How travel companies use web data to win customers
In this article, we will discuss:
- The challenges of collecting data in the travel industry
- How companies are using web data to supercharge operations
The challenges of collecting data in the travel industry
Competitor intelligence difficulties
When attempting to collect real-time travel data (such as pricing and bundles) from target sites, the two main challenges are:
One: Competitor sites block data collection when they detect too much traffic from a single IP address (i.e., ‘rate limitations’).
Two: Gaining access to GEO-specific information tailored to target audience needs. Many sites either distort information or block requests that originate outside of their geography (i.e., a hotel in New York trying to see how prices appear on Japanese OTA’s to consumers).
The main challenges when using an API for data collection in general and specifically in the context of the travel industry include:
- Stale Data – This means that the data being retrieved is not the most up-to-date version committed by the target site but rather the last cached version of the information. This can cause issues for a travel package company trying to offer the most competitive offer on the market yet basing deals on information that is a day old, for example.
- Concurrent requests – Many APIs put a limit in terms of how many active sessions a user can run simultaneously. This can be a major constraint for an OTA that needs to scan hundreds or thousands of industry sites at the same time in order to remain competitive.
- API Calls – This is another quantitative limitation as many APIs limit the number of calls that can be sent over a certain period of time. This means that instead of being able to monitor the web freely for new travel trends and consumer behavior, travel sites need to pick target data with a fine tooth comb and calculate precise batch sizes. This can severely limit the amount of data-driven opportunities that a company is able to potentially discover.
- Batch Size – Batch size limitations can also be on the target site end of things. If a target site limits batches to 100 records per request, then it will take 10 data requests in order to complete a job. What this effectively means is that the retrieval of information is slower, i.e., a company’s ability to pivot, react/act proactively in light of market shifts becomes stiffer.
How companies are using web data to supercharge operations
Company #1: A hotel chain wondering how rates are being displayed on third-party distribution channels
The company: This is a mid-sized hotel chain located in the US. They mainly cater to leisure customers and, as such, are very reliant on OTA-based web traffic where most of their customers discover, and book rooms.
The challenge: Since they are reliant on third-party sites for bookings, they cannot control how much vendors display their rooms for. OTAs notoriously cut prices without telling establishments and make up for the discrepancy by raising prices on other listings. This is a strategy in order to convert customers in certain situations, which is good for the OTA but flutes the hotel’s brand.
The hotel chain would like to call out the OTA on this and use their legal department to ask them to stop as these practices are in breach of their operating agreement. But before they can do this, they need to collect this information so that they can prove their claims. The only issue is that the hotel’s technical team is using an outdated API that has trouble sending out ‘concurrent requests’ to all third-party sites and also very often receives ‘stale data’.
The Solution: The company is now using a data collection network that provides them with access to their Rotating Residential IP network. This is a global network of IPs that belong to real individuals located in countries and cities across the globe. The hotel is now able to send an unlimited amount of concurrent requests as each request is routed through a different device.
Data is highly accurate and retrieved in real-time as this proxy network has very low latency and does not access cached information but rather obtains it directly from the live target site.
The outcome: The company is now able to ensure that all third-party vendors are maintaining prices that do not fall below pre-defined and agreed-upon rates.
Company #2: An Online Travel Agency (OTA) wondering how competitive their offers are
The company: This is an OTA that offers travel bundles including flight, rental car, and accommodations. They have many competitors across the board and operate in an ecosystem that is constantly changing and evolving.

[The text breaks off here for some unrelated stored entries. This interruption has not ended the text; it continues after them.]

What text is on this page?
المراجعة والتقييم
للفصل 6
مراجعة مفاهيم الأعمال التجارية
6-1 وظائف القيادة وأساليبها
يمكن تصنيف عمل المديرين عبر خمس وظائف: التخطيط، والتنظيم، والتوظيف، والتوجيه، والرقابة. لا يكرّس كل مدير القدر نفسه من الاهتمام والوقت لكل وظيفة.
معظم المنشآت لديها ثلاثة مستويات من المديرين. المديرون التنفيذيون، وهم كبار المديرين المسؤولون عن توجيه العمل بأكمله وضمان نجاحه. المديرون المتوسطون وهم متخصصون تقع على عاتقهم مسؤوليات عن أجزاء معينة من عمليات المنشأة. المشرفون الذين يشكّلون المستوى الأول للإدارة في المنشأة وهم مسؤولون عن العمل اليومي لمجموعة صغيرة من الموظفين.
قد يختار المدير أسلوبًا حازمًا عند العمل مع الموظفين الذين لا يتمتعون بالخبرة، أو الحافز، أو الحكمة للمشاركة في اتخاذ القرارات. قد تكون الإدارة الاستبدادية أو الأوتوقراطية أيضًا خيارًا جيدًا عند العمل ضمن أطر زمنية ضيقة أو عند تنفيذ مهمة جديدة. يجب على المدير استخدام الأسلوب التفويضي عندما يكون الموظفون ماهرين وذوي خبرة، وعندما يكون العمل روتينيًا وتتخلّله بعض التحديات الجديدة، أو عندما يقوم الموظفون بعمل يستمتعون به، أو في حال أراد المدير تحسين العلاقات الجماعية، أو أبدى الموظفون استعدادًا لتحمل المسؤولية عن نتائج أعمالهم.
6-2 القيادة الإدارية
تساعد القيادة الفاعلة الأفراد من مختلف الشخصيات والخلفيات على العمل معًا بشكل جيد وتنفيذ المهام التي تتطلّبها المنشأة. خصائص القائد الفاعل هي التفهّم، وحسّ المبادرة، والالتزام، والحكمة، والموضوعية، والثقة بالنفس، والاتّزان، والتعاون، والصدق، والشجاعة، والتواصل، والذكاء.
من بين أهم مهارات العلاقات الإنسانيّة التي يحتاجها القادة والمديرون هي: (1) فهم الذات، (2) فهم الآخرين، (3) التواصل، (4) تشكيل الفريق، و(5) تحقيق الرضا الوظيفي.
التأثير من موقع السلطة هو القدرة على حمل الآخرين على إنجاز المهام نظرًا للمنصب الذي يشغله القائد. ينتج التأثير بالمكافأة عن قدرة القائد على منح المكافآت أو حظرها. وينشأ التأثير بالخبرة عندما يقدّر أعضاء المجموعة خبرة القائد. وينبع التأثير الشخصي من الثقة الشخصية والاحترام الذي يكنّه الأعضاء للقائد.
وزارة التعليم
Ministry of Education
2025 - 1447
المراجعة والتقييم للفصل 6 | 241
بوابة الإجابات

The challenge: The company has interests in many geolocations and, as such, needs to collect real-time information on how their competition displays similar offers to different target audiences. But accomplishing this is not so easy as their head office is located in Germany. They can retrieve information from competitor sites, but very often, their IPs get blacklisted due to sending too much traffic to a target site. Other times, they cannot access a site in China, for example, using a German IP address.

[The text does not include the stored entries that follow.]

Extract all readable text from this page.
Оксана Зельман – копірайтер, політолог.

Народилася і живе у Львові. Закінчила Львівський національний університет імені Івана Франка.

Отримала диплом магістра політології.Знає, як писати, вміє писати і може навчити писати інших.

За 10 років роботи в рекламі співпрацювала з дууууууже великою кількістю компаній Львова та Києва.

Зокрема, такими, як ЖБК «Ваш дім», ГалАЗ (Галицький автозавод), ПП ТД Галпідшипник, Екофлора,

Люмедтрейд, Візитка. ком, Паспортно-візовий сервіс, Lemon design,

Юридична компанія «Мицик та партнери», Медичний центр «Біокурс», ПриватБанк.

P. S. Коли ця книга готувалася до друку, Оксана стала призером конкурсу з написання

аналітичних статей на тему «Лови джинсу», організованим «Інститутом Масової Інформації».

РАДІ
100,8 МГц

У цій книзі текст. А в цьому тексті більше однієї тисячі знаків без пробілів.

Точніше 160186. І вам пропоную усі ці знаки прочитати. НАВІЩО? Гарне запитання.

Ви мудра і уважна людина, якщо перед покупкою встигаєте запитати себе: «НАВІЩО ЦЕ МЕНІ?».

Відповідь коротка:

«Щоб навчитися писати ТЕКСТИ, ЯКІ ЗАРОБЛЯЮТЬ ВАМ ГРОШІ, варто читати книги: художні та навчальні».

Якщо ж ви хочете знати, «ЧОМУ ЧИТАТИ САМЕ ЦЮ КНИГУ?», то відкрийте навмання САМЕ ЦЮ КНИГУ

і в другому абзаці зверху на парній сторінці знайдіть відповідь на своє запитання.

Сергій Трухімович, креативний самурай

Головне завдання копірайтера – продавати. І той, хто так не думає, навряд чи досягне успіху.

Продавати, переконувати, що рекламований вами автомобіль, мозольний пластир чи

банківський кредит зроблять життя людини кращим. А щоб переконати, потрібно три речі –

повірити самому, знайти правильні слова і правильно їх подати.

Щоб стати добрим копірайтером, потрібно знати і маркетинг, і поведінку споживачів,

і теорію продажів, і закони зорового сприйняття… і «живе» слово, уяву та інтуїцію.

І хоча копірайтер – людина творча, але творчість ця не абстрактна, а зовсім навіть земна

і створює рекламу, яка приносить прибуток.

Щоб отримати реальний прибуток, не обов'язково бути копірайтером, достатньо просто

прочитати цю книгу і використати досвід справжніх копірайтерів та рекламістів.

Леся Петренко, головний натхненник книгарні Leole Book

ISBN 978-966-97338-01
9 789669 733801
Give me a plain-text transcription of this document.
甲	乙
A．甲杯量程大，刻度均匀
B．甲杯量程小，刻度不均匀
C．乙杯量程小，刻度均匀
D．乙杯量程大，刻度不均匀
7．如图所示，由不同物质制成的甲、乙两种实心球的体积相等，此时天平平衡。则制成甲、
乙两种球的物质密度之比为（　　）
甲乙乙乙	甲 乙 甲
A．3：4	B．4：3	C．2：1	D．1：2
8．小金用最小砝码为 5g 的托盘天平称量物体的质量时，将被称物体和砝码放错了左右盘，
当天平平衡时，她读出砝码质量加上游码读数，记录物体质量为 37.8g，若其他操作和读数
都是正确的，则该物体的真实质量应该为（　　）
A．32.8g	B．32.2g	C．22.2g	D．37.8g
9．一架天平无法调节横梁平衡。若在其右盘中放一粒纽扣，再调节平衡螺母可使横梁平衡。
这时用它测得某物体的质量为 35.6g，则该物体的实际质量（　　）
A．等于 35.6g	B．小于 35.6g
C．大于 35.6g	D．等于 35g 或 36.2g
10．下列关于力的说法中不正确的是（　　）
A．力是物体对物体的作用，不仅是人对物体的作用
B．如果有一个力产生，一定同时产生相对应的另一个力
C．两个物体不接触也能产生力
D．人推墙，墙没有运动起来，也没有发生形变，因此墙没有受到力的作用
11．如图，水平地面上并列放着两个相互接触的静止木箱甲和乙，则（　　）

The Solution: This company has decided to use a tool called Web Unlocker, which enables them to automate the process of IP rotation as well as using Machine Learning (ML) algorithms in order to solve and circumvent target site blocks and restrictions.

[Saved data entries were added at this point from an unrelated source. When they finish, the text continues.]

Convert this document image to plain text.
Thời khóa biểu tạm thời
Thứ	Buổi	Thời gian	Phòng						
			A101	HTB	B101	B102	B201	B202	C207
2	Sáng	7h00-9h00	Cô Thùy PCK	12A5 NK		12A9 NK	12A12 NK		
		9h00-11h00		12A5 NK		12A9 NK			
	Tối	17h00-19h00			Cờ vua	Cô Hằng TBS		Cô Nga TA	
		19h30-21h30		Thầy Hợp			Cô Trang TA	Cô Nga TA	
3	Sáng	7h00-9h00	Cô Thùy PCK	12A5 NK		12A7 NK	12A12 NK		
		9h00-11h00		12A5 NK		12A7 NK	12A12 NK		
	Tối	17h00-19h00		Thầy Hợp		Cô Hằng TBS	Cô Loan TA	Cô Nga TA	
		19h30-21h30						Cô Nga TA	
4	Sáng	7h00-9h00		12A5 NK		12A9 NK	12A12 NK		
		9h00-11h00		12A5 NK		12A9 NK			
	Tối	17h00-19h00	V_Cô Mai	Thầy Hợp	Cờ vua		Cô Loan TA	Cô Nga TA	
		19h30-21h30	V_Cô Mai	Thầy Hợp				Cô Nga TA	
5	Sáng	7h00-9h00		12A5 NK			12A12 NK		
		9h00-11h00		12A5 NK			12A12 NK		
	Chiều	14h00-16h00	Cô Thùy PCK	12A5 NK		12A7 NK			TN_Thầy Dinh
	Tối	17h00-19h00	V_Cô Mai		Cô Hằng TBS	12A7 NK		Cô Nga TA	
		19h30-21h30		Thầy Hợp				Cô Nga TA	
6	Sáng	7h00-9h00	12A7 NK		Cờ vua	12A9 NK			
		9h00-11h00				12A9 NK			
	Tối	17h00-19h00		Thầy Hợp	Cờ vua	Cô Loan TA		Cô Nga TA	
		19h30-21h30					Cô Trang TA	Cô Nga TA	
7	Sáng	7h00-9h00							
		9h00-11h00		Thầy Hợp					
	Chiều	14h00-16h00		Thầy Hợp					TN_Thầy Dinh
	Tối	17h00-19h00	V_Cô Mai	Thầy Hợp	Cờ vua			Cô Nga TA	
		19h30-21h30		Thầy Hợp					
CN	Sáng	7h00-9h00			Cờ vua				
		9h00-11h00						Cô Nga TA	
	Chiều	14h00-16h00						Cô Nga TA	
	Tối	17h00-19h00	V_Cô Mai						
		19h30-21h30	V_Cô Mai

The outcome: This OTA is able to better compete and offer bundles that are better suited to the ecosystem within which they operate. Their systems are now updated when competitor bundle offers change, allowing them to strategically pivot where they deem necessary.
The bottom line
Many companies in the travel sector struggle at the API level with stale data and concurrent requests. Others are finding it difficult to obtain competitor information in real-time in order to grab increased market share. Using a data collection network that can help you improve your data collection capabilities and success rates can help your company shine in a very crowded market.